Tip 3: Own wardrobe full of timeless classic pieces in shades that all go together, so you have a sleek and coordinated outfit on hand every morning.
Apparently, some people (cough) just squeeze on whichever pair of jeans creates the least stomach overhang/has the least amount of kiddy snot trails up the leg and whichever top is clean and still fits, before nicking a pair of their husband's socks and swearily rooting through piles of shoes with worn out soles and heels that need replacing before desperately shoving on the same pair of boots that they wear every day; you know, the ones that have needed polishing for the past 3 months but you never quite get round to doing. If only you could find the shoe polish. Or the will to live. Or anything.
Tip 4: Wash your hair the night before so you don't have to do it in the morning.

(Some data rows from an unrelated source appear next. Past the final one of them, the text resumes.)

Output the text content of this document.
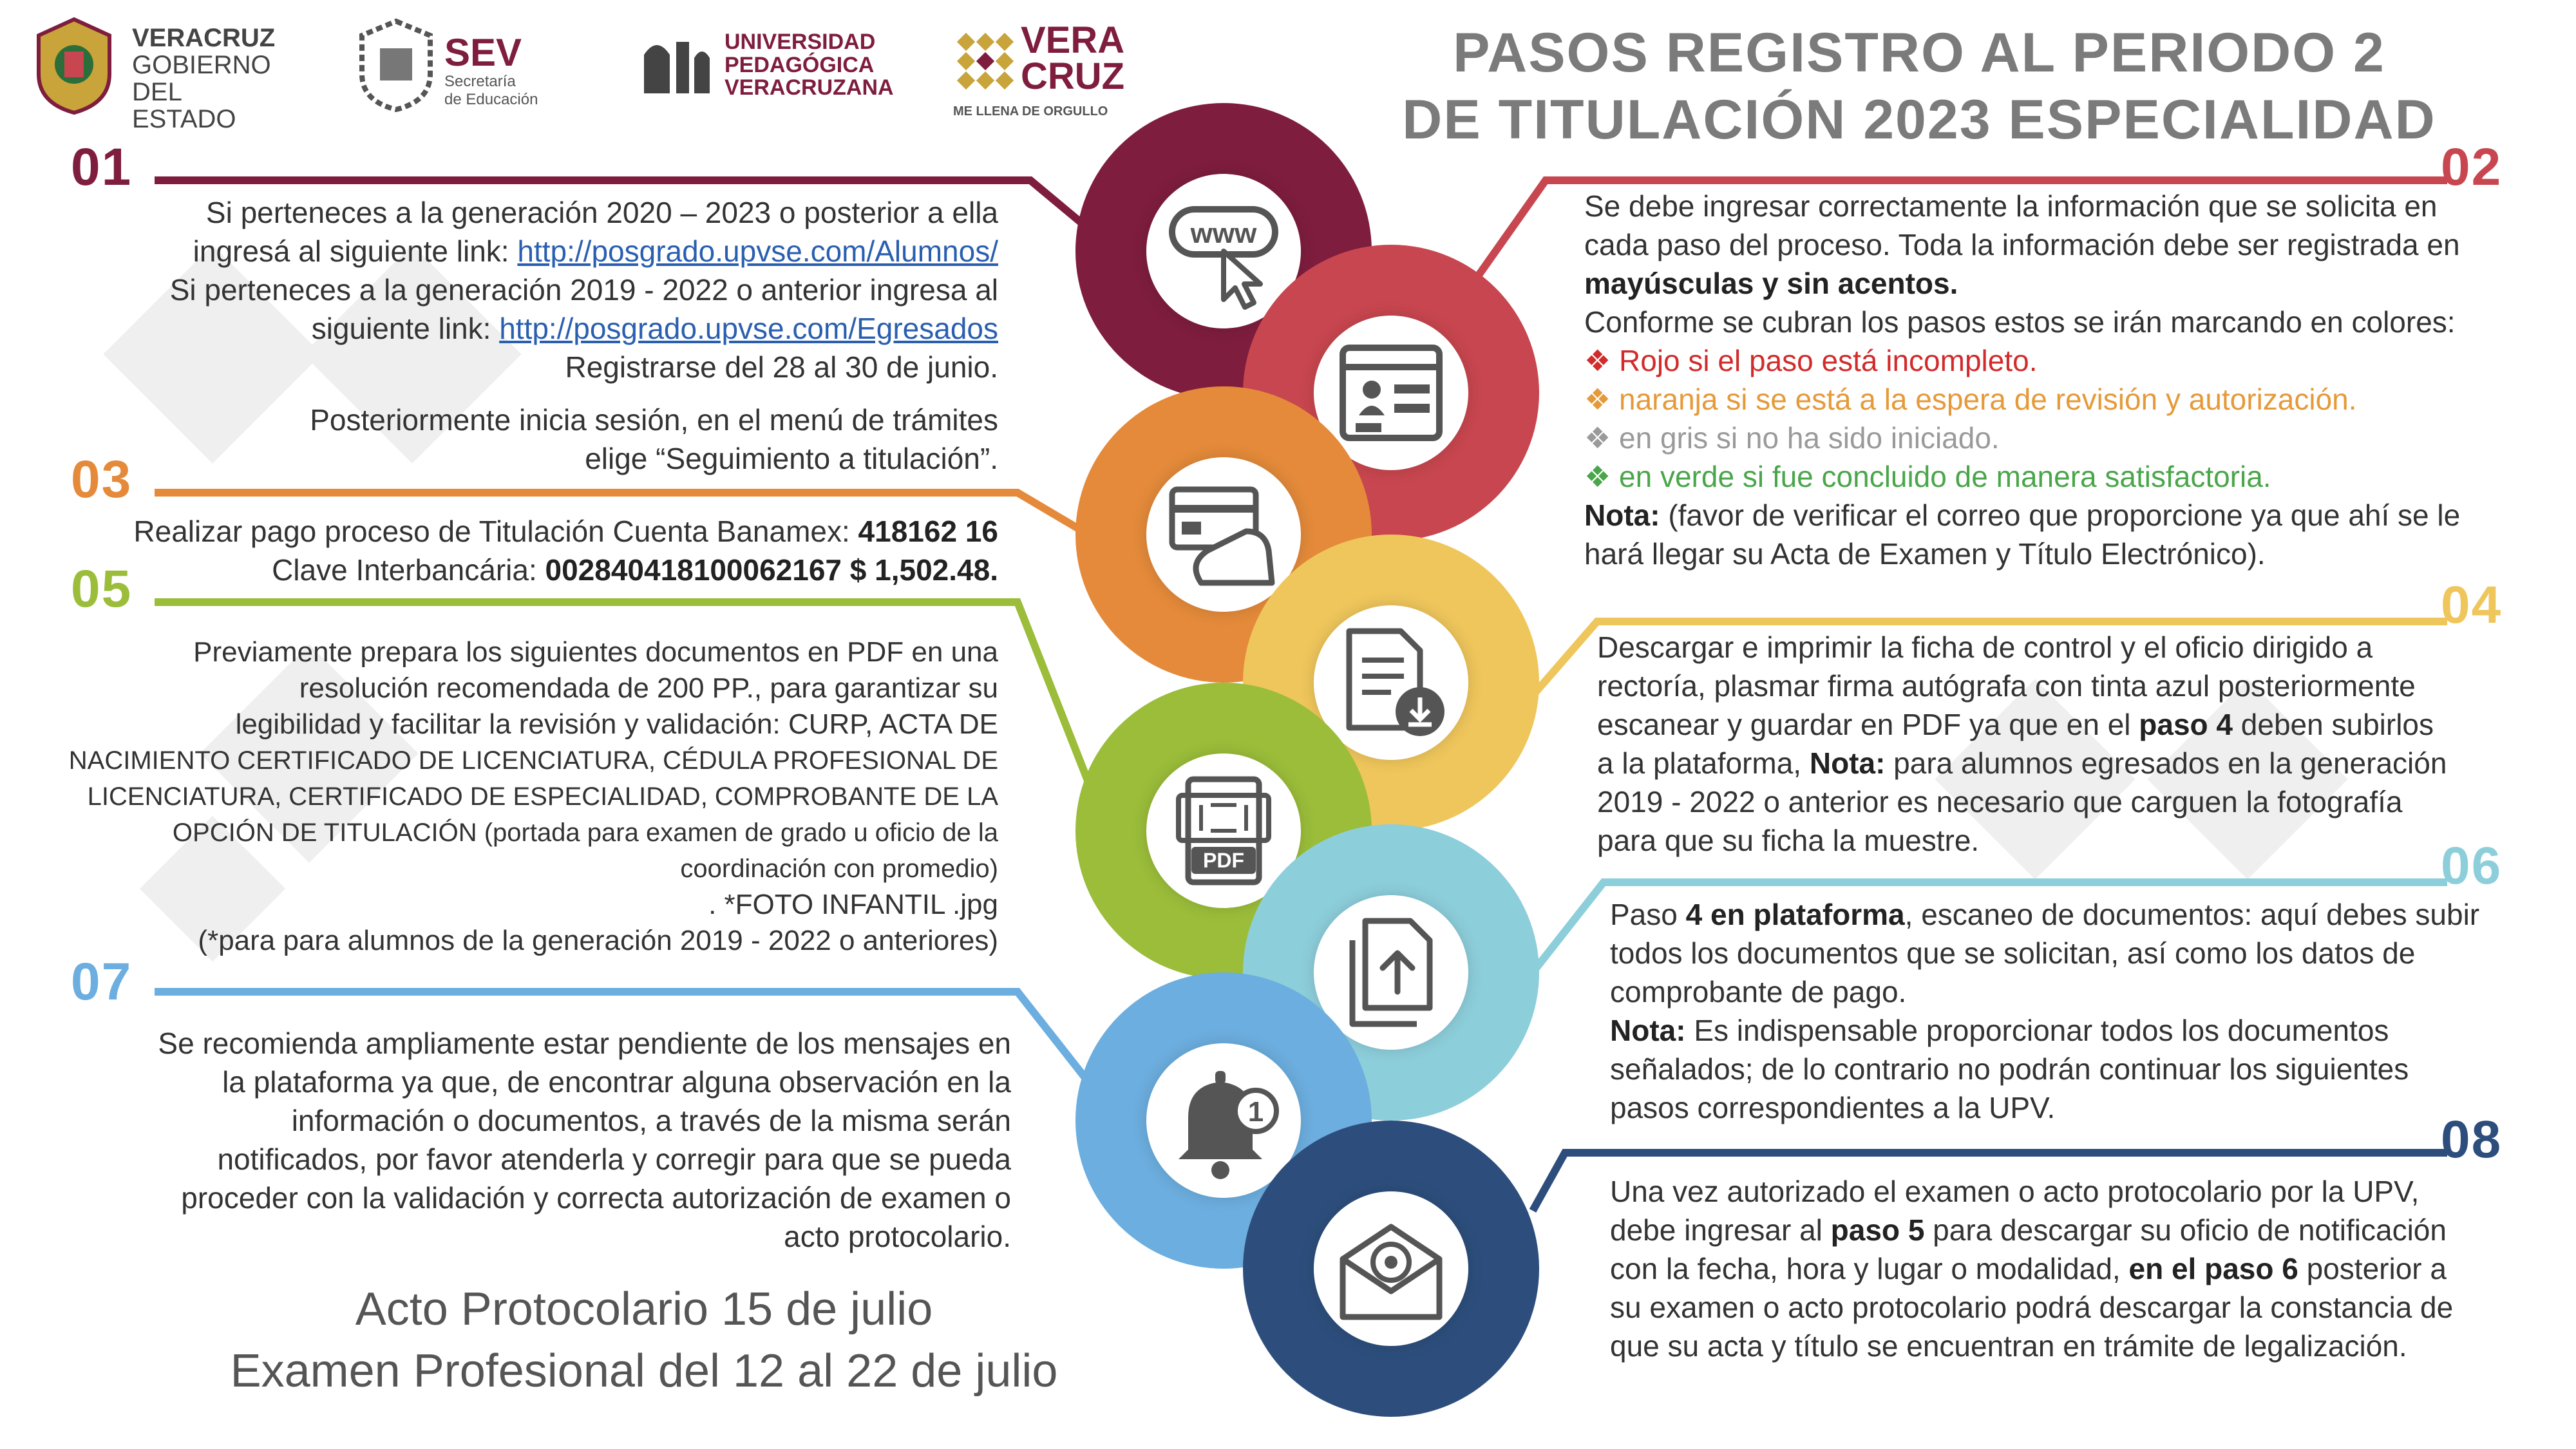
VERACRUZ
GOBIERNO
DEL ESTADO
SEV
Secretaría
de Educación
UNIVERSIDAD
PEDAGÓGICA
VERACRUZANA
VERA
CRUZ
ME LLENA DE ORGULLO
PASOS REGISTRO AL PERIODO 2
DE TITULACIÓN 2023 ESPECIALIDAD
www
PDF
1
01
Si perteneces a la generación 2020 – 2023 o posterior a ella
ingresá al siguiente link: http://posgrado.upvse.com/Alumnos/
Si perteneces a la generación 2019 - 2022 o anterior ingresa al
siguiente link: http://posgrado.upvse.com/Egresados
Registrarse del 28 al 30 de junio.
Posteriormente inicia sesión, en el menú de trámites
elige “Seguimiento a titulación”.
02
Se debe ingresar correctamente la información que se solicita en
cada paso del proceso. Toda la información debe ser registrada en
mayúsculas y sin acentos.
Conforme se cubran los pasos estos se irán marcando en colores:
❖ Rojo si el paso está incompleto.
❖ naranja si se está a la espera de revisión y autorización.
❖ en gris si no ha sido iniciado.
❖ en verde si fue concluido de manera satisfactoria.
Nota: (favor de verificar el correo que proporcione ya que ahí se le
hará llegar su Acta de Examen y Título Electrónico).
03
Realizar pago proceso de Titulación Cuenta Banamex: 418162 16
Clave Interbancária: 002840418100062167 $ 1,502.48.
04
Descargar e imprimir la ficha de control y el oficio dirigido a
rectoría, plasmar firma autógrafa con tinta azul posteriormente
escanear y guardar en PDF ya que en el paso 4 deben subirlos
a la plataforma, Nota: para alumnos egresados en la generación
2019 - 2022 o anterior es necesario que carguen la fotografía
para que su ficha la muestre.
05
Previamente prepara los siguientes documentos en PDF en una
resolución recomendada de 200 PP., para garantizar su
legibilidad y facilitar la revisión y validación: CURP, ACTA DE
NACIMIENTO CERTIFICADO DE LICENCIATURA, CÉDULA PROFESIONAL DE
LICENCIATURA, CERTIFICADO DE ESPECIALIDAD, COMPROBANTE DE LA
OPCIÓN DE TITULACIÓN (portada para examen de grado u oficio de la
coordinación con promedio)
. *FOTO INFANTIL .jpg
(*para para alumnos de la generación 2019 - 2022 o anteriores)
06
Paso 4 en plataforma, escaneo de documentos: aquí debes subir
todos los documentos que se solicitan, así como los datos de
comprobante de pago.
Nota: Es indispensable proporcionar todos los documentos
señalados; de lo contrario no podrán continuar los siguientes
pasos correspondientes a la UPV.
07
Se recomienda ampliamente estar pendiente de los mensajes en
la plataforma ya que, de encontrar alguna observación en la
información o documentos, a través de la misma serán
notificados, por favor atenderla y corregir para que se pueda
proceder con la validación y correcta autorización de examen o
acto protocolario.
08
Una vez autorizado el examen o acto protocolario por la UPV,
debe ingresar al paso 5 para descargar su oficio de notificación
con la fecha, hora y lugar o modalidad, en el paso 6 posterior a
su examen o acto protocolario podrá descargar la constancia de
que su acta y título se encuentran en trámite de legalización.
Acto Protocolario 15 de julio
Examen Profesional del 12 al 22 de julio
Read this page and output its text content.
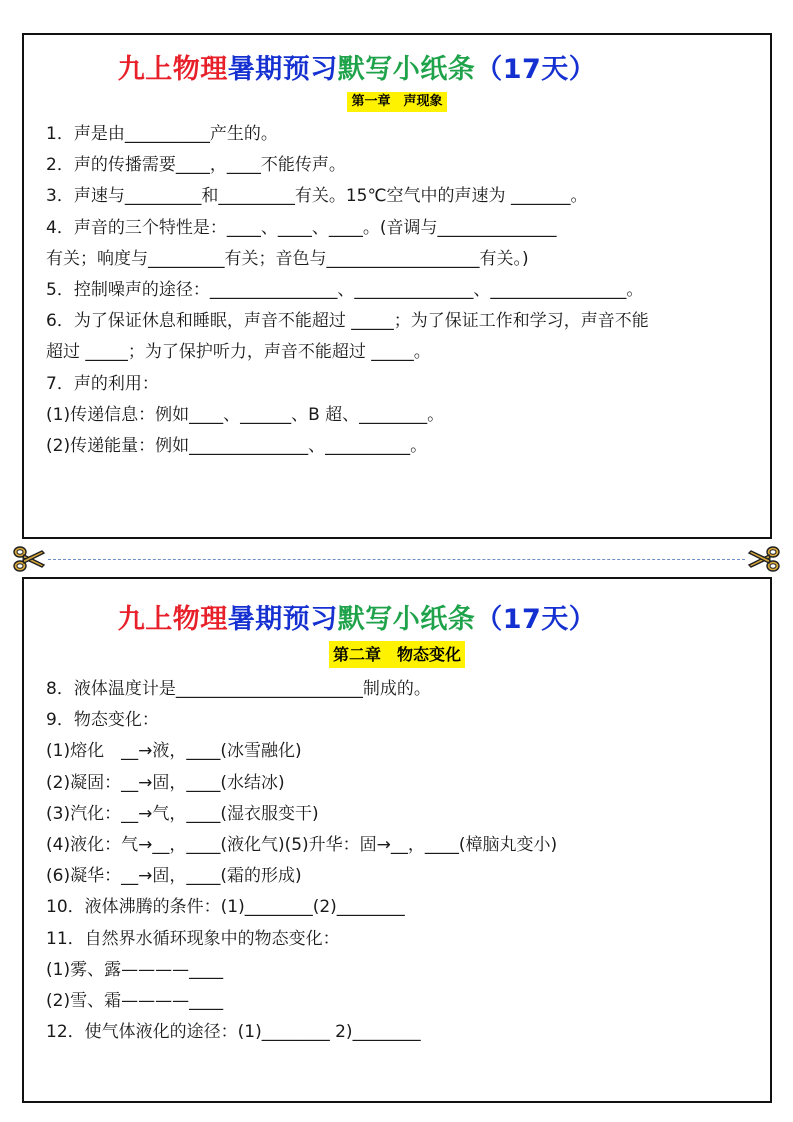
九上物理暑期预习默写小纸条（17天）
第一章　声现象
1．声是由__________产生的。
2．声的传播需要____，____不能传声。
3．声速与_________和_________有关。15℃空气中的声速为 _______。
4．声音的三个特性是：____、____、____。(音调与______________
有关；响度与_________有关；音色与__________________有关。)
5．控制噪声的途径：_______________、______________、________________。
6．为了保证休息和睡眠，声音不能超过 _____；为了保证工作和学习，声音不能
超过 _____；为了保护听力，声音不能超过 _____。
7．声的利用：
(1)传递信息：例如____、______、B 超、________。
(2)传递能量：例如______________、__________。
九上物理暑期预习默写小纸条（17天）
第二章　物态变化
8．液体温度计是______________________制成的。
9．物态变化：
(1)熔化　__→液，____(冰雪融化)
(2)凝固：__→固，____(水结冰)
(3)汽化：__→气，____(湿衣服变干)
(4)液化：气→__，____(液化气)(5)升华：固→__，____(樟脑丸变小)
(6)凝华：__→固，____(霜的形成)
10．液体沸腾的条件：(1)________(2)________
11．自然界水循环现象中的物态变化：
(1)雾、露————____
(2)雪、霜————____
12．使气体液化的途径：(1)________ 2)________
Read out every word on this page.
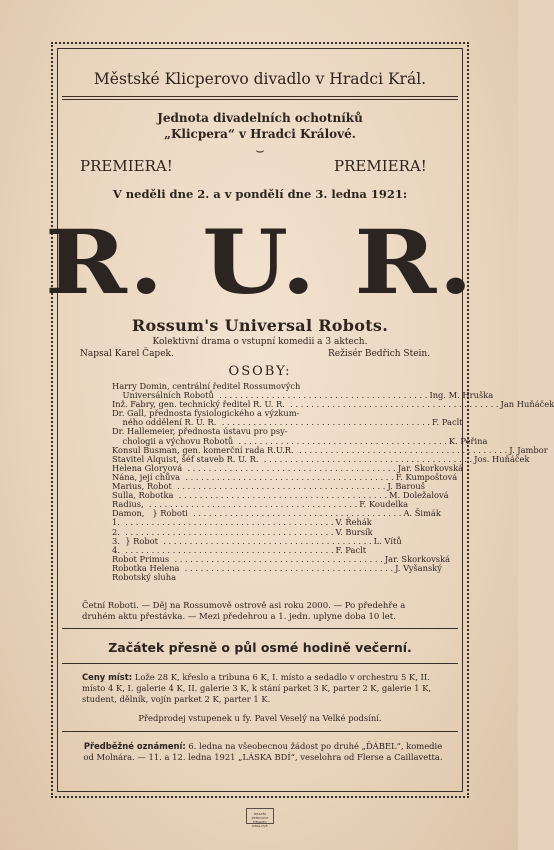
Městské Klicperovo divadlo v Hradci Král.
Jednota divadelních ochotníků
„Klicpera“ v Hradci Králové.
⌣
PREMIERA!	PREMIERA!
V neděli dne 2. a v pondělí dne 3. ledna 1921:
R. U. R.
Rossum's Universal Robots.
Kolektivní drama o vstupní komedii a 3 aktech.
Napsal Karel Čapek.	Režisér Bedřich Stein.
OSOBY:
Harry Domin, centrální ředitel Rossumových
Universálních Robotů  . . . . . . . . . . . . . . . . . . . . . . . . . . . . . . . . . . . . . . . . Ing. M. Hruška
Inž. Fabry, gen. technický ředitel R. U. R.  . . . . . . . . . . . . . . . . . . . . . . . . . . . . . . . . . . . . . . . . Jan Huňáček
Dr. Gall, přednosta fysiologického a výzkum-
ného oddělení R. U. R.  . . . . . . . . . . . . . . . . . . . . . . . . . . . . . . . . . . . . . . . . F. Paclt
Dr. Hallemeier, přednosta ústavu pro psy-
chologii a výchovu Robotů  . . . . . . . . . . . . . . . . . . . . . . . . . . . . . . . . . . . . . . . . K. Peřina
Konsul Busman, gen. komerční rada R.U.R.  . . . . . . . . . . . . . . . . . . . . . . . . . . . . . . . . . . . . . . . . J. Jambor
Stavitel Alquist, šéf staveb R. U. R.  . . . . . . . . . . . . . . . . . . . . . . . . . . . . . . . . . . . . . . . . Jos. Huňáček
Helena Gloryová  . . . . . . . . . . . . . . . . . . . . . . . . . . . . . . . . . . . . . . . . Jar. Skorkovská
Nána, její chůva  . . . . . . . . . . . . . . . . . . . . . . . . . . . . . . . . . . . . . . . . F. Kumpoštová
Marius, Robot  . . . . . . . . . . . . . . . . . . . . . . . . . . . . . . . . . . . . . . . . J. Barouš
Sulla, Robotka  . . . . . . . . . . . . . . . . . . . . . . . . . . . . . . . . . . . . . . . . M. Doležalová
Radius,  . . . . . . . . . . . . . . . . . . . . . . . . . . . . . . . . . . . . . . . . F. Koudelka
Damon,   } Roboti  . . . . . . . . . . . . . . . . . . . . . . . . . . . . . . . . . . . . . . . . A. Šimák
1.  . . . . . . . . . . . . . . . . . . . . . . . . . . . . . . . . . . . . . . . . V. Řehák
2.  . . . . . . . . . . . . . . . . . . . . . . . . . . . . . . . . . . . . . . . . V. Bursík
3.  } Robot  . . . . . . . . . . . . . . . . . . . . . . . . . . . . . . . . . . . . . . . . L. Vítů
4.  . . . . . . . . . . . . . . . . . . . . . . . . . . . . . . . . . . . . . . . . F. Paclt
Robot Primus  . . . . . . . . . . . . . . . . . . . . . . . . . . . . . . . . . . . . . . . . Jar. Skorkovská
Robotka Helena  . . . . . . . . . . . . . . . . . . . . . . . . . . . . . . . . . . . . . . . . J. Vyšanský
Robotský sluha
Četní Roboti. — Děj na Rossumově ostrově asi roku 2000. — Po předehře a druhém aktu přestávka. — Mezi předehrou a 1. jedn. uplyne doba 10 let.
Začátek přesně o půl osmé hodině večerní.
Ceny míst: Lože 28 K, křeslo a tribuna 6 K, I. místo a sedadlo v orchestru 5 K, II. místo 4 K, I. galerie 4 K, II. galerie 3 K, k stání parket 3 K, parter 2 K, galerie 1 K, student, dělník, vojín parket 2 K, parter 1 K.
Předprodej vstupenek u fy. Pavel Veselý na Velké podsíní.
Předběžné oznámení: 6. ledna na všeobecnou žádost po druhé „ĎÁBEL“, komedie od Molnára. — 11. a 12. ledna 1921 „LÁSKA BDÍ“, veselohra od Flerse a Caillavetta.
BRATŘI PEŘINOVÉ HRADEC KRÁLOVÉ
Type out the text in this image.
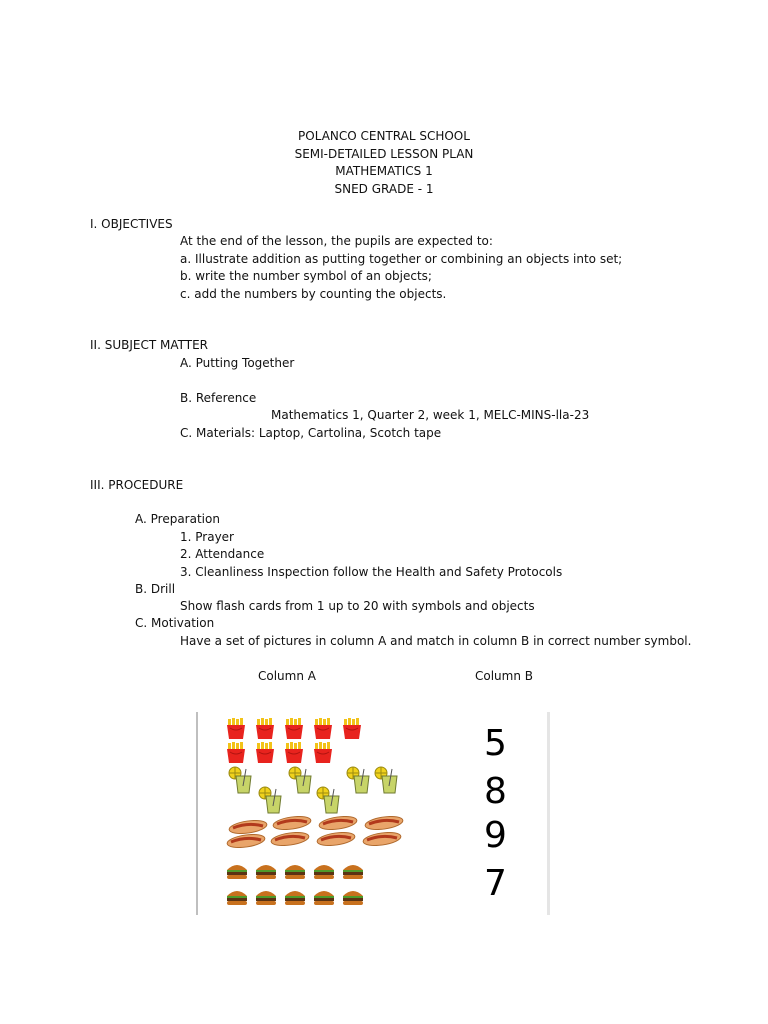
POLANCO CENTRAL SCHOOL
SEMI-DETAILED LESSON PLAN
MATHEMATICS 1
SNED GRADE - 1
I. OBJECTIVES
At the end of the lesson, the pupils are expected to:
a. Illustrate addition as putting together or combining an objects into set;
b. write the number symbol of an objects;
c. add the numbers by counting the objects.
II. SUBJECT MATTER
A. Putting Together
B. Reference
Mathematics 1, Quarter 2, week 1, MELC-MINS-lla-23
C. Materials: Laptop, Cartolina, Scotch tape
III. PROCEDURE
A. Preparation
1. Prayer
2. Attendance
3. Cleanliness Inspection follow the Health and Safety Protocols
B. Drill
Show flash cards from 1 up to 20 with symbols and objects
C. Motivation
Have a set of pictures in column A and match in column B in correct number symbol.
Column A	Column B
5
8
9
7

Shit. Shit. When was the last time you washed your hair? Oh God, you could fry chips in it. 15 minutes to go. Wash it or don't wash it? If you don't wash it, you'll have an extra 5 minutes to do some make-up. Make-up or clean hair? Make-up wins. Remember tip from magazine to tie greasy hair back into stylish ponytail and do this. Hair does not look like stylish ponytail. Bits of hair sticking up all over the shop, with errant grey hairs poking out like OAP pubes due to failure to adhere to tip 2.
Tip 5: A little natural make-up makes all the difference.
Break off from poking bits of solidified Weetabix down the plughole to throw make-up in the rough direction of your face. Apply eyeliner and mascara to one eye, then get distracted by child climbing onto the windowsill naked and waving at John From Nextdoor. Forget about other eye. This is OK: You were completely going for the Clockwork Orange look.
Tip 6: Organisation will see you through.
There's 4 minutes to go before you have to leave the house. Your child has stopped getting dressed after putting one sock half on and nothing else and has decided to take a long, languorous poo. ("NO YOU CANNOT HAVE A BLOODY MAGAZINE.") You've forgotten to do their reading book, so are frantically waving Biff and Chip's latest adventures in front of their face as they crimp off a turd the size of Bolivia, and the zip on your last pair of jeans has broken. God knows where their water bottle is. At least you don't have to make packed lunches due to making them have school dinners (which you convinced yourself would give you an extra 15 minutes of sanity every morning). Speaking of which, you check your purse hopefully to see if any money has magically materialised in it since yesterday so you can pay your outstanding dinner money debt off.
Tip 7: Own a stylish coat.
Aha! It doesn't matter what miscellaneous crap you're wearing - you can hide it all under your lovingly purchased long and stylish coat. Up yours, yummy mummies.
Button pings off of stylish coat. Put on disgusting Karrimor anorak instead. Fuck it.
Tip 8: Leave the house a few minutes before you have to so that you arrive at school feeling fresh and relaxed.
Leave house five minutes late at a gallop. Slow to odd frog-like gait as your child has chosen this morning to develop mild OCD and is engaged in some weird sort of paving stone avoidance technique. Battle heroically onwards even though they're having histrionics because if they step on a nick they'll marry a brick and a beetle will come to their wedding. Step in dog poo. Arrive in playground toting a distraught child, looking as though you've been dressed by a vindictive care assistant and smelling a bit foisty. It's probably the dog poo that you just stepped in. Then again, it could be your festering, unwashed hair. Welcome to the glamour of motherhood.